Osteoclasts, which are abundant in the bone tissue, are multinuclear cells derived from myeloid lineage [
1,
2]. Osteoclasts are known to initiate physiologic bone remodeling during bone growth, tooth eruption and fracture healing, and also are able to mediate bone loss in pathologic conditions, such as bone cancer metastasis [
3,
4]. Therefore, inhibition of osteoclasts is a potential target for the treatment of bone cancer metastasis.
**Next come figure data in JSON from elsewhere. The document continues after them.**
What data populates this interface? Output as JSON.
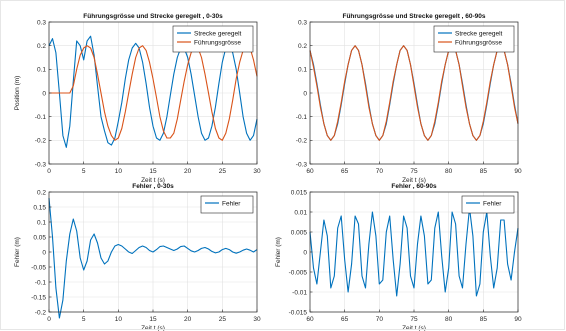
{
  "chart_data": [
    {
      "type": "line",
      "title": "Führungsgrösse und Strecke geregelt , 0-30s",
      "xlabel": "Zeit t (s)",
      "ylabel": "Position (m)",
      "xlim": [
        0,
        30
      ],
      "ylim": [
        -0.3,
        0.3
      ],
      "xticks": [
        0,
        5,
        10,
        15,
        20,
        25,
        30
      ],
      "yticks": [
        -0.3,
        -0.2,
        -0.1,
        0,
        0.1,
        0.2,
        0.3
      ],
      "ytick_labels": [
        "-0.3",
        "-0.2",
        "-0.1",
        "0",
        "0.1",
        "0.2",
        "0.3"
      ],
      "grid": true,
      "legend_position": "top-right",
      "series": [
        {
          "name": "Strecke geregelt",
          "color": "#0072bd",
          "x": [
            0,
            0.5,
            1,
            1.5,
            2,
            2.5,
            3,
            3.5,
            4,
            4.5,
            5,
            5.5,
            6,
            6.5,
            7,
            7.5,
            8,
            8.5,
            9,
            9.5,
            10,
            10.5,
            11,
            11.5,
            12,
            12.5,
            13,
            13.5,
            14,
            14.5,
            15,
            15.5,
            16,
            16.5,
            17,
            17.5,
            18,
            18.5,
            19,
            19.5,
            20,
            20.5,
            21,
            21.5,
            22,
            22.5,
            23,
            23.5,
            24,
            24.5,
            25,
            25.5,
            26,
            26.5,
            27,
            27.5,
            28,
            28.5,
            29,
            29.5,
            30
          ],
          "y": [
            0.2,
            0.23,
            0.17,
            0.0,
            -0.18,
            -0.23,
            -0.14,
            0.05,
            0.22,
            0.2,
            0.14,
            0.22,
            0.24,
            0.16,
            0.03,
            -0.1,
            -0.16,
            -0.21,
            -0.22,
            -0.19,
            -0.12,
            -0.04,
            0.06,
            0.14,
            0.19,
            0.21,
            0.19,
            0.13,
            0.04,
            -0.06,
            -0.14,
            -0.19,
            -0.2,
            -0.17,
            -0.1,
            -0.01,
            0.08,
            0.15,
            0.19,
            0.19,
            0.15,
            0.08,
            -0.01,
            -0.1,
            -0.17,
            -0.2,
            -0.19,
            -0.14,
            -0.06,
            0.04,
            0.13,
            0.19,
            0.2,
            0.17,
            0.1,
            0.0,
            -0.1,
            -0.17,
            -0.2,
            -0.18,
            -0.11
          ]
        },
        {
          "name": "Führungsgrösse",
          "color": "#d95319",
          "x": [
            0,
            0.5,
            1,
            1.5,
            2,
            2.5,
            3,
            3.5,
            4,
            4.5,
            5,
            5.5,
            6,
            6.5,
            7,
            7.5,
            8,
            8.5,
            9,
            9.5,
            10,
            10.5,
            11,
            11.5,
            12,
            12.5,
            13,
            13.5,
            14,
            14.5,
            15,
            15.5,
            16,
            16.5,
            17,
            17.5,
            18,
            18.5,
            19,
            19.5,
            20,
            20.5,
            21,
            21.5,
            22,
            22.5,
            23,
            23.5,
            24,
            24.5,
            25,
            25.5,
            26,
            26.5,
            27,
            27.5,
            28,
            28.5,
            29,
            29.5,
            30
          ],
          "y": [
            0,
            0,
            0,
            0,
            0,
            0,
            0,
            0.03,
            0.1,
            0.16,
            0.19,
            0.2,
            0.19,
            0.15,
            0.08,
            0.0,
            -0.08,
            -0.14,
            -0.18,
            -0.2,
            -0.19,
            -0.15,
            -0.08,
            0.0,
            0.08,
            0.15,
            0.19,
            0.2,
            0.18,
            0.13,
            0.06,
            -0.02,
            -0.1,
            -0.16,
            -0.19,
            -0.19,
            -0.17,
            -0.11,
            -0.03,
            0.05,
            0.12,
            0.17,
            0.2,
            0.19,
            0.15,
            0.08,
            0.0,
            -0.08,
            -0.15,
            -0.19,
            -0.2,
            -0.17,
            -0.11,
            -0.03,
            0.06,
            0.13,
            0.18,
            0.2,
            0.19,
            0.14,
            0.07
          ]
        }
      ]
    },
    {
      "type": "line",
      "title": "Führungsgrösse und Strecke geregelt , 60-90s",
      "xlabel": "Zeit t (s)",
      "ylabel": "",
      "xlim": [
        60,
        90
      ],
      "ylim": [
        -0.3,
        0.3
      ],
      "xticks": [
        60,
        65,
        70,
        75,
        80,
        85,
        90
      ],
      "yticks": [
        -0.3,
        -0.2,
        -0.1,
        0,
        0.1,
        0.2,
        0.3
      ],
      "ytick_labels": [
        "-0.3",
        "-0.2",
        "-0.1",
        "0",
        "0.1",
        "0.2",
        "0.3"
      ],
      "grid": true,
      "legend_position": "top-right",
      "series": [
        {
          "name": "Strecke geregelt",
          "color": "#0072bd",
          "x": [
            60,
            60.5,
            61,
            61.5,
            62,
            62.5,
            63,
            63.5,
            64,
            64.5,
            65,
            65.5,
            66,
            66.5,
            67,
            67.5,
            68,
            68.5,
            69,
            69.5,
            70,
            70.5,
            71,
            71.5,
            72,
            72.5,
            73,
            73.5,
            74,
            74.5,
            75,
            75.5,
            76,
            76.5,
            77,
            77.5,
            78,
            78.5,
            79,
            79.5,
            80,
            80.5,
            81,
            81.5,
            82,
            82.5,
            83,
            83.5,
            84,
            84.5,
            85,
            85.5,
            86,
            86.5,
            87,
            87.5,
            88,
            88.5,
            89,
            89.5,
            90
          ],
          "y": [
            0.18,
            0.12,
            0.04,
            -0.05,
            -0.13,
            -0.18,
            -0.2,
            -0.18,
            -0.13,
            -0.05,
            0.04,
            0.12,
            0.18,
            0.2,
            0.18,
            0.12,
            0.04,
            -0.05,
            -0.13,
            -0.18,
            -0.2,
            -0.18,
            -0.13,
            -0.05,
            0.04,
            0.12,
            0.18,
            0.2,
            0.18,
            0.12,
            0.04,
            -0.05,
            -0.13,
            -0.18,
            -0.2,
            -0.18,
            -0.13,
            -0.05,
            0.04,
            0.12,
            0.18,
            0.2,
            0.18,
            0.12,
            0.04,
            -0.05,
            -0.13,
            -0.18,
            -0.2,
            -0.18,
            -0.13,
            -0.05,
            0.04,
            0.12,
            0.18,
            0.2,
            0.18,
            0.12,
            0.04,
            -0.05,
            -0.13
          ]
        },
        {
          "name": "Führungsgrösse",
          "color": "#d95319",
          "x": [
            60,
            60.5,
            61,
            61.5,
            62,
            62.5,
            63,
            63.5,
            64,
            64.5,
            65,
            65.5,
            66,
            66.5,
            67,
            67.5,
            68,
            68.5,
            69,
            69.5,
            70,
            70.5,
            71,
            71.5,
            72,
            72.5,
            73,
            73.5,
            74,
            74.5,
            75,
            75.5,
            76,
            76.5,
            77,
            77.5,
            78,
            78.5,
            79,
            79.5,
            80,
            80.5,
            81,
            81.5,
            82,
            82.5,
            83,
            83.5,
            84,
            84.5,
            85,
            85.5,
            86,
            86.5,
            87,
            87.5,
            88,
            88.5,
            89,
            89.5,
            90
          ],
          "y": [
            0.18,
            0.11,
            0.03,
            -0.06,
            -0.13,
            -0.18,
            -0.2,
            -0.18,
            -0.12,
            -0.04,
            0.05,
            0.12,
            0.18,
            0.2,
            0.18,
            0.12,
            0.03,
            -0.06,
            -0.13,
            -0.18,
            -0.2,
            -0.18,
            -0.12,
            -0.04,
            0.05,
            0.12,
            0.18,
            0.2,
            0.18,
            0.12,
            0.03,
            -0.06,
            -0.13,
            -0.18,
            -0.2,
            -0.18,
            -0.12,
            -0.04,
            0.05,
            0.12,
            0.18,
            0.2,
            0.18,
            0.12,
            0.03,
            -0.06,
            -0.13,
            -0.18,
            -0.2,
            -0.18,
            -0.12,
            -0.04,
            0.05,
            0.12,
            0.18,
            0.2,
            0.18,
            0.12,
            0.03,
            -0.06,
            -0.13
          ]
        }
      ]
    },
    {
      "type": "line",
      "title": "Fehler , 0-30s",
      "xlabel": "Zeit t (s)",
      "ylabel": "Fehler (m)",
      "xlim": [
        0,
        30
      ],
      "ylim": [
        -0.2,
        0.2
      ],
      "xticks": [
        0,
        5,
        10,
        15,
        20,
        25,
        30
      ],
      "yticks": [
        -0.2,
        -0.15,
        -0.1,
        -0.05,
        0,
        0.05,
        0.1,
        0.15,
        0.2
      ],
      "ytick_labels": [
        "-0.2",
        "-0.15",
        "-0.1",
        "-0.05",
        "0",
        "0.05",
        "0.1",
        "0.15",
        "0.2"
      ],
      "grid": true,
      "legend_position": "top-right",
      "series": [
        {
          "name": "Fehler",
          "color": "#0072bd",
          "x": [
            0,
            0.5,
            1,
            1.5,
            2,
            2.5,
            3,
            3.5,
            4,
            4.5,
            5,
            5.5,
            6,
            6.5,
            7,
            7.5,
            8,
            8.5,
            9,
            9.5,
            10,
            10.5,
            11,
            11.5,
            12,
            12.5,
            13,
            13.5,
            14,
            14.5,
            15,
            15.5,
            16,
            16.5,
            17,
            17.5,
            18,
            18.5,
            19,
            19.5,
            20,
            20.5,
            21,
            21.5,
            22,
            22.5,
            23,
            23.5,
            24,
            24.5,
            25,
            25.5,
            26,
            26.5,
            27,
            27.5,
            28,
            28.5,
            29,
            29.5,
            30
          ],
          "y": [
            0.18,
            0.05,
            -0.12,
            -0.22,
            -0.16,
            -0.03,
            0.06,
            0.11,
            0.07,
            -0.02,
            -0.06,
            -0.03,
            0.04,
            0.06,
            0.03,
            -0.02,
            -0.04,
            -0.03,
            0.0,
            0.02,
            0.025,
            0.02,
            0.01,
            0.0,
            -0.005,
            0.005,
            0.015,
            0.02,
            0.015,
            0.005,
            0.0,
            0.008,
            0.018,
            0.02,
            0.015,
            0.01,
            0.005,
            0.01,
            0.018,
            0.02,
            0.012,
            0.004,
            0.0,
            0.005,
            0.012,
            0.015,
            0.01,
            0.002,
            -0.003,
            0.0,
            0.008,
            0.012,
            0.008,
            0.0,
            -0.004,
            0.0,
            0.006,
            0.01,
            0.006,
            0.0,
            0.008
          ]
        }
      ]
    },
    {
      "type": "line",
      "title": "Fehler , 60-90s",
      "xlabel": "Zeit t (s)",
      "ylabel": "Fehler (m)",
      "xlim": [
        60,
        90
      ],
      "ylim": [
        -0.015,
        0.015
      ],
      "xticks": [
        60,
        65,
        70,
        75,
        80,
        85,
        90
      ],
      "yticks": [
        -0.015,
        -0.01,
        -0.005,
        0,
        0.005,
        0.01,
        0.015
      ],
      "ytick_labels": [
        "-0.015",
        "-0.01",
        "-0.005",
        "0",
        "0.005",
        "0.01",
        "0.015"
      ],
      "grid": true,
      "legend_position": "top-right",
      "series": [
        {
          "name": "Fehler",
          "color": "#0072bd",
          "x": [
            60,
            60.5,
            61,
            61.5,
            62,
            62.5,
            63,
            63.5,
            64,
            64.5,
            65,
            65.5,
            66,
            66.5,
            67,
            67.5,
            68,
            68.5,
            69,
            69.5,
            70,
            70.5,
            71,
            71.5,
            72,
            72.5,
            73,
            73.5,
            74,
            74.5,
            75,
            75.5,
            76,
            76.5,
            77,
            77.5,
            78,
            78.5,
            79,
            79.5,
            80,
            80.5,
            81,
            81.5,
            82,
            82.5,
            83,
            83.5,
            84,
            84.5,
            85,
            85.5,
            86,
            86.5,
            87,
            87.5,
            88,
            88.5,
            89,
            89.5,
            90
          ],
          "y": [
            0.005,
            -0.004,
            -0.008,
            0.0,
            0.008,
            0.004,
            -0.009,
            -0.006,
            0.006,
            0.009,
            -0.002,
            -0.01,
            -0.003,
            0.009,
            0.007,
            -0.006,
            -0.009,
            0.002,
            0.01,
            0.004,
            -0.008,
            -0.007,
            0.005,
            0.009,
            -0.002,
            -0.011,
            -0.003,
            0.009,
            0.006,
            -0.006,
            -0.009,
            0.002,
            0.009,
            0.004,
            -0.008,
            -0.007,
            0.006,
            0.01,
            -0.001,
            -0.01,
            -0.004,
            0.01,
            0.007,
            -0.006,
            -0.009,
            0.002,
            0.011,
            0.004,
            -0.011,
            -0.008,
            0.005,
            0.01,
            -0.001,
            -0.009,
            -0.004,
            0.008,
            0.008,
            -0.003,
            -0.007,
            0.0,
            0.006
          ]
        }
      ]
    }
  ]
}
According to the Global Cancer Statistics 2018, there would have 18.1 million new cancer cases and 9.6 million deaths from cancer worldwide in 2018 [
5]. Increasing global demographic trends and epidemiologic transitions indicate an ever-increasing cancer burden over the coming decades, particularly in low- and middle-income countries, with over 20 million new cancer cases expected annually as early as 2025 [
6]. The bone is the third most common site of metastasis for a wide range of solid tumors including lung, breast, prostate, colorectal, thyroid, gynecologic, and melanoma, with 70% of metastatic prostate and breast cancer patients harboring bone metastasis [
7], because of the close interactions between cancer cells and the bone marrow microenvironment which facilitates the growth of the tumors cells in the bone by providing niche, nutrients and oxygen [
8]. However, the mechanism of bone cancer metastasis is very complex, including various cytokines, growth factors and other molecules involved, leading to activation of different pathways of bone resorption [
9].
Zoledronic acid (ZA, C5H10N2O7P2), also called zoledronate, is the third generation of bisphosphonate (BP) with a history of only 25 years, belonging to nitrogen-containing bisphosphonate (N-BP). BP is a kind of anti-resorptive drug, and has been used clinically for near 50 years [
10], which is stable pyrophosphate analogues, where a carbon atom replaces the central oxygen atom, making the P-C-P backbone non-hydrolysable [
11]. Furthermore, the P-C-P backbone structure allows the BP binding to hydroxyapatite in bone tissue through the chelation of Ca
2+ [
12,
13], this is the reason why BP has high affinity with bone. Once internalized by bone-resorbing osteoclasts [
14], BP affects multiple pathways to lead to effective anti-resorptive activity and induces cell apoptosis [
15,
16]. ZA is the most widely used BP for its potent anti-resorptive activity, in addition, it inhibits the differentiation and apoptosis of osteoclasts [
17‐
19]. It also has anticancer effects [
15,
20], including suppressing metastasis of cancer [
21,
22], inhibiting the angiogenesis [
23], and the synergistic effect with other anticancer drugs [
17,
20,
24]. Here, we want to elaborate the mechanisms of ZA in inhibition of differentiation and apoptosis of osteoclasts, as well as its anticancer effects, which may provide a new strategy for the treatment of cancer, especially cancer with bone metastasis.